Pemba Dorje Sherpa

Personal information
- Citizenship: Nepal
- Born: 1977 (age 48–49) Beding, Dolakha District, Nepal

Climbing career
- Known for: Formerly recognized fastest ascent of Mount Everest (rejected in 2017); Summited Mount Everest 21 times; Guinness World Record for "Most siblings to have climbed Everest", together with 7 of his siblings;

= Pemba Dorje Sherpa =

Nepalese Sherpa mountaineer

Pemba Dorje Sherpa (born 1977) is a Nepalese Sherpa mountaineer. He was formerly recognized as setting the record for the fastest ascent of Mount Everest.

==Climbing career==
He was born in the village of Beding in Rolwaling Valley, Dolakha District. According to The Himalayan Database, he made his first successful ascent of Mount Everest on 17 May 2000, at the age of 23.

===Record Everest ascent and following disputes===
On 23 May 2003, Pemba Dorje Sherpa set a record for the fastest ascent of Mount Everest. He started from Everest base camp at 5,350m and reached the summit in 12 hours and 45 minutes, over four hours faster than the previous record set in 2000 by Babu Chiri Sherpa (16 hours and 65 minutes). This record was broken just three days later by Lhakpa Gelu, who finished the ascent in 10 hours and 56 minutes.

The following year, Pemba Dorje claimed to have beaten the record with a new fastest ascent of Mount Everest, taking just 8 hours and 10 minutes on 21 May 2004. Once at the summit, Pemba Dorje established radio contact with the liaison officer at base camp and described items that had been left behind by other climbers the previous day, to prove his successful summit. However, there is no photographic evidence, nor are there any eyewitnesses that could confirm the record, as Pemba Dorje was climbing alone that day. Only his starting time at Everest base camp was clearly documented. The record was subsequently called into question by the previous record holder and other climbers. After an investigation, the record was officially confirmed by Ministry of Culture, Tourism and Civil Aviation in September 2005, and Pemba Dorje was recognized as the world record holder by Guinness World Records.

In 2013, previous record holder Lhakpa Gelu filed a case against Pemba Dorje at the Supreme Court of Nepal. In November 2017, the court ruled in favour of Lhakpa Gelu and ordered Pemba Dorje to be stripped of his record, citing lack of evidence. Pemba Dorje's record has since been revoked by the Nepal Ministry of Tourism and Guinness World Records and Lhakpa Gelu is formally recognized as having set the Everest speed record.

===Other achievements===
Between 2000 and 2021, Pemba Dorje Sherpa has reached the summit of Mount Everest 21 times, which places him in the list of people with most Everest ascents.
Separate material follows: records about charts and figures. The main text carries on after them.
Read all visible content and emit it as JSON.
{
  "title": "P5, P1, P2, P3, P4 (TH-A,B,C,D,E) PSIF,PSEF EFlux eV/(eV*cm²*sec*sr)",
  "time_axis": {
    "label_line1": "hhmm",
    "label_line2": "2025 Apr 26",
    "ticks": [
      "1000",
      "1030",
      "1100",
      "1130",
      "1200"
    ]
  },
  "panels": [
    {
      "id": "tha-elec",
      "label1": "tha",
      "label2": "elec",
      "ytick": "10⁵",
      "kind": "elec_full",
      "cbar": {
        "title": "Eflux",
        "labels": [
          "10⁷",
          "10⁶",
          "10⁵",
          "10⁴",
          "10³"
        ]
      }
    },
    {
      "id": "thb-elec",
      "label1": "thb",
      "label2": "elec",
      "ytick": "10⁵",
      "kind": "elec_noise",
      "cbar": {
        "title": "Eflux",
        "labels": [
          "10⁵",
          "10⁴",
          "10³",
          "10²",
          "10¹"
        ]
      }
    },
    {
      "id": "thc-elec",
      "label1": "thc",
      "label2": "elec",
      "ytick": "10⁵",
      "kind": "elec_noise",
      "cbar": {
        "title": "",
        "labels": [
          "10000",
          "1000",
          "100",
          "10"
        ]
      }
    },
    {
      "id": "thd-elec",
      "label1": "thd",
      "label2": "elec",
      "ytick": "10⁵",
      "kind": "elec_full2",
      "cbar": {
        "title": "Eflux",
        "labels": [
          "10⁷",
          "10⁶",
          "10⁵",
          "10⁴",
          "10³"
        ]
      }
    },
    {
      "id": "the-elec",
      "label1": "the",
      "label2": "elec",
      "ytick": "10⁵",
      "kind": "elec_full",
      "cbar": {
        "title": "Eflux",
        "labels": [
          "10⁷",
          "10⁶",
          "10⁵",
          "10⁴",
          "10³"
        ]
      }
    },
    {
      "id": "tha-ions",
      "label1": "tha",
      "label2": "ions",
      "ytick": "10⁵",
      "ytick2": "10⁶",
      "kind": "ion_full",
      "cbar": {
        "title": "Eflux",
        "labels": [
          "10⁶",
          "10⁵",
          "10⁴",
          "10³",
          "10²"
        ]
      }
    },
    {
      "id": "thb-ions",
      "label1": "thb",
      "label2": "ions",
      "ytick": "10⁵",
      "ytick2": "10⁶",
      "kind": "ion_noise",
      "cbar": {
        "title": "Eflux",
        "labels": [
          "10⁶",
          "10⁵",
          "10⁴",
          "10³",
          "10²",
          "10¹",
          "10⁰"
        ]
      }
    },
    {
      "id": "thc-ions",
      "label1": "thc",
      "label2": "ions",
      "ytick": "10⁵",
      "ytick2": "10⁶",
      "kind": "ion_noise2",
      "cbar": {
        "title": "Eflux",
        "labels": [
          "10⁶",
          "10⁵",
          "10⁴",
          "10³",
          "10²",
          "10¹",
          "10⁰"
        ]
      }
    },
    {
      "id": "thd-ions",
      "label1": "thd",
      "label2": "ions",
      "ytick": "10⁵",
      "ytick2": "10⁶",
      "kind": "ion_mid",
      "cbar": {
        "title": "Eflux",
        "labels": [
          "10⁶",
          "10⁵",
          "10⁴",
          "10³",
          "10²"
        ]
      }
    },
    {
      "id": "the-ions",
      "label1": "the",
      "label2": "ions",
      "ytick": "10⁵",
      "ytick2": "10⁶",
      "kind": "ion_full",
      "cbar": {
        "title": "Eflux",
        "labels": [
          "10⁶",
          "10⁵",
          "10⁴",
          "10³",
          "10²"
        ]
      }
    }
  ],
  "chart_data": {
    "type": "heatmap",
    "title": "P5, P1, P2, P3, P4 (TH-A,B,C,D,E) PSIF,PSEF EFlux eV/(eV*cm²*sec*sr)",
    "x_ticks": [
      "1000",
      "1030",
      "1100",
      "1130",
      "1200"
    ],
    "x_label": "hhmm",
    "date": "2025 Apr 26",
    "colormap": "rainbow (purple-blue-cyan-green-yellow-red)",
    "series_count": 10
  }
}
Pemba Dorje Sherpa holds the world record for "Most siblings to have climbed Everest", together with seven of his siblings.

He has summited the eight-thousanders Lhotse and Manaslu.

He works in Nepal as a mountain porter and expedition coordinator on Mount Everest and other mountains. In 2021, he was part of the team that helped Hong Kong climber Ada Tsang Yin-Hung become the fastest women to climb Mount Everest in a record time of 25 hours and 50 minutes.